The work to tame the economy is so intense, that Milei’s claims that his budget cuts are ‘the largest in the history of humankind’ are only a bit of a hyperbole.
“The cuts he imposed add up to the equivalent of almost 4% of the country’s economic output, an adjustment so aggressive that central bank officials estimate it’s larger than 90% of all those carried out in the world over the last several decades.”
The work is far from over, and dangers lie ahead: the political pressure to scale back his fiscal program will certainly mount, but the president is not worried about paying the political cost that comes with austerity.
The peso is performing so well now that the central bank can now buy dollars to replenish currency reserves.

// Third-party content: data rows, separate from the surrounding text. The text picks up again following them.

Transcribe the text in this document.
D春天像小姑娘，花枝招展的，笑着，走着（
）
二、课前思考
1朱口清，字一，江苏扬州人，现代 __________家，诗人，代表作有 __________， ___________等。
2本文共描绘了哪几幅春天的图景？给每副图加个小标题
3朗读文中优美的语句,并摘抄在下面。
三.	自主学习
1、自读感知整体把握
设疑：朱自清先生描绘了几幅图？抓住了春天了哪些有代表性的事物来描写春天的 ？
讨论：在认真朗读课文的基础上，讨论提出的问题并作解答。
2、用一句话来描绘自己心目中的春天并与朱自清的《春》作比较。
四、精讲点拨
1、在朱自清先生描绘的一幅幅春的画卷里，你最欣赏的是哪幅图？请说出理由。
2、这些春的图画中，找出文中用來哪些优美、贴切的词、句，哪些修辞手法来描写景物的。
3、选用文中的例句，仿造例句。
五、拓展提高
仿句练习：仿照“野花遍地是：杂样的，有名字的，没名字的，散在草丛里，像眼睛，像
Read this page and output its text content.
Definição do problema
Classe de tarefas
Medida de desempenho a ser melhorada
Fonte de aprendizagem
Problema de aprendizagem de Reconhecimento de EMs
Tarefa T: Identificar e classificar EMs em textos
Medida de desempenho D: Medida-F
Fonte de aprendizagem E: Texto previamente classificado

“What’s different now is that Argentines, for the moment at least, have more confidence in the peso, curbing demand for the safety of dollars. (This allowed the central bank to lower interest rates Thursday for the fourth time since Milei took office.) Moreover, with the budget cuts in place, the central bank is no longer directly financing government spending by printing money, bringing an end to a constant source of pressure on the currency.”
The economic policy is starting to become rational, and things that were not expected are happening:
“That he’s now overseeing a torrid peso rally is an ironic twist for a man who had deemed the currency so worthless on the campaign trail that he likened it to ‘excrement’ and said it should be scrapped entirely.”